TNF-α blockers are used to slow the progression of autoimmune diseases with an inflammatory component, such as inflammatory bowel disease (IBD) and rheumatoid arthritis (RA). Based on positive treatment results in both patient groups, clinical trials of drugs targeting TNF-α signaling in multiple sclerosis (MS) patients were commenced — and prematurely shut down. MS patients reacted to the drugs with earlier and more frequent exacerbations, and TNF-α blockers were contraindicated for the disease.
Demyelinating events in people with no previous MS-related history have also been reported in scientific journals. The pathological findings in these patients, upon clinical, laboratory, and radiographic review, resemble MS pathological patterns. The death of the patient presented in this case study allowed for a histological confirmation of demyelination following TNF-α blocker treatment.
As reported in “Autopsy-Proven Demyelination Associated With Infliximab Treatment,“ a 57-year-old man treated with TNF-α blockers for four months arrived at a hospital with obvious deterioration in brain function, including facial weakness and ataxia. He had also developed a rash. Brain magnetic resonance imaging (MRI) scans showed lesions suggestive of demyelination in the brainstem and in parts connecting the brain stem with the cerebellum. Lesions in deep brain structures, such as the striatum, and in superficial cortical tissue were also found.

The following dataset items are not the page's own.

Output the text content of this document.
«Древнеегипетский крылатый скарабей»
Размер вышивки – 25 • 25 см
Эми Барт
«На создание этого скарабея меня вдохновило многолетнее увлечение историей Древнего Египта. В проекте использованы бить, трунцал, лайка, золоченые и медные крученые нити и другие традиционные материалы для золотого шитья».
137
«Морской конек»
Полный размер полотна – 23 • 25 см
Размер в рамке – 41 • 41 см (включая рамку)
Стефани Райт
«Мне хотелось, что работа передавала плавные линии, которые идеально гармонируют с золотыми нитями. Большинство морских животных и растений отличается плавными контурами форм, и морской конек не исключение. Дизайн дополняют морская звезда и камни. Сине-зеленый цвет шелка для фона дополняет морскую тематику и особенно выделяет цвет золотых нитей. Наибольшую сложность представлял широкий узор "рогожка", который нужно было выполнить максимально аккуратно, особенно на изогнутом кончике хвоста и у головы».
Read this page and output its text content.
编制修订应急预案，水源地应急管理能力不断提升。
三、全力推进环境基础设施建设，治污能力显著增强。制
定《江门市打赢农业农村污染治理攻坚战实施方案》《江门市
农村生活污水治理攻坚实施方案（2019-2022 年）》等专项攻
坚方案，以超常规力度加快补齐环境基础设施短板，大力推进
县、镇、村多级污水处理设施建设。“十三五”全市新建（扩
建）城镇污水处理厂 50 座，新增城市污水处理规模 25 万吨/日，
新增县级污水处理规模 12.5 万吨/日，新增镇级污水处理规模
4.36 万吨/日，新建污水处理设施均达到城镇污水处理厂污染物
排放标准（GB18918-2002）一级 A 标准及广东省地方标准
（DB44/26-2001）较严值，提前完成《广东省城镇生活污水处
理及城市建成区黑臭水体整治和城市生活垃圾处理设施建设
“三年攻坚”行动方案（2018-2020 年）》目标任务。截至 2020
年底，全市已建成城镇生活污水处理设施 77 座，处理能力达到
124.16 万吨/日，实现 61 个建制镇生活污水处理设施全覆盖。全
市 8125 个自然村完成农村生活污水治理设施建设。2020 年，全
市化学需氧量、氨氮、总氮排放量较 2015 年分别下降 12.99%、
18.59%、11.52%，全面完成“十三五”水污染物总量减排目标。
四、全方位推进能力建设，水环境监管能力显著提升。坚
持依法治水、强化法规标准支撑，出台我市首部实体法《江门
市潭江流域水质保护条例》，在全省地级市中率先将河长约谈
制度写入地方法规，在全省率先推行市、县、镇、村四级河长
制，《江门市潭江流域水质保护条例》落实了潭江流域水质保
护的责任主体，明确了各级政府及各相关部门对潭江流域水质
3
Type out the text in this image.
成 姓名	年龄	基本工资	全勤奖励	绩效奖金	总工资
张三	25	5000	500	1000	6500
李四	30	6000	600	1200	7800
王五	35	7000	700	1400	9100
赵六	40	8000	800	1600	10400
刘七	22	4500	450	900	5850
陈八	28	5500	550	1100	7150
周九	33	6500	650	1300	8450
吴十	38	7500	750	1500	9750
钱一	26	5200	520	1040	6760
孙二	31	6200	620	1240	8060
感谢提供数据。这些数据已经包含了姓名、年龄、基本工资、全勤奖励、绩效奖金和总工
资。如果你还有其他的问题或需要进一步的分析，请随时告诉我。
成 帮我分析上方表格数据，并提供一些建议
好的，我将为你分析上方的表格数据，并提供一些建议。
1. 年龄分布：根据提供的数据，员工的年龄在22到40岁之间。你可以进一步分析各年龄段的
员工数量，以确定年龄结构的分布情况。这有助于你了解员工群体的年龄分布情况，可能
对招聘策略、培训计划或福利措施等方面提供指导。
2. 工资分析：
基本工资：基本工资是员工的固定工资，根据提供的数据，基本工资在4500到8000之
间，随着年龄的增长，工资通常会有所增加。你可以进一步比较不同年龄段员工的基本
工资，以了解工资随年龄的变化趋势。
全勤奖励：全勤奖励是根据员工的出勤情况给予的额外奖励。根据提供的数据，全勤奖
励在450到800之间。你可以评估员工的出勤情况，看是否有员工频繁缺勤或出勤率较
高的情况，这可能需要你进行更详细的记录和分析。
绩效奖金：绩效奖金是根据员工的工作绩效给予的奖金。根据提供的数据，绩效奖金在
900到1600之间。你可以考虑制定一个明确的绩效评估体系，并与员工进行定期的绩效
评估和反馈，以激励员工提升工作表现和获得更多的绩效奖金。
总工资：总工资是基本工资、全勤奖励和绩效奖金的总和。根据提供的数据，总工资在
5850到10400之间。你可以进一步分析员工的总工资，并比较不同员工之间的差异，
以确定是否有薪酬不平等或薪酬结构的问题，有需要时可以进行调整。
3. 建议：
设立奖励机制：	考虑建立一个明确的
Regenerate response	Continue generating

Clinicians could find no support for a microbial cause to the brain lesions, and a biopsy of the rash suggested autoimmune mechanisms, toxicity, or hypersensitivity reactions, or disease caused by virus or the bacteria Rickettsia.
The lesions progressively worsened. Although the man had initially responded to aggressive steroid treatment, he died following a multi-drug-resistant infection with Klebsiella pneumoniae. A brain autopsy confirmed a process of acute demyelination, mainly involving white matter.
Previous studies on demyelination following TNF-α treatment present with various clinical signs of demyelination as well as skin reactions, the authors noted. In most patients, neurological complications are reversed upon cessation of TNF-α blockers, but an estimated 25 percent develop MS despite discontinuation.
Researchers are still in the dark about how TNF-α blockers cause demyelination. Several mechanisms have been suggested, such as the possibility that prolonged exposure to TNF-α antagonism increases the immune T-cell response or alters the cytokine profile — events that could favor demyelination. These are, however, only hypotheses and scientists are still searching for the cause of TNF-α treatment-related MS.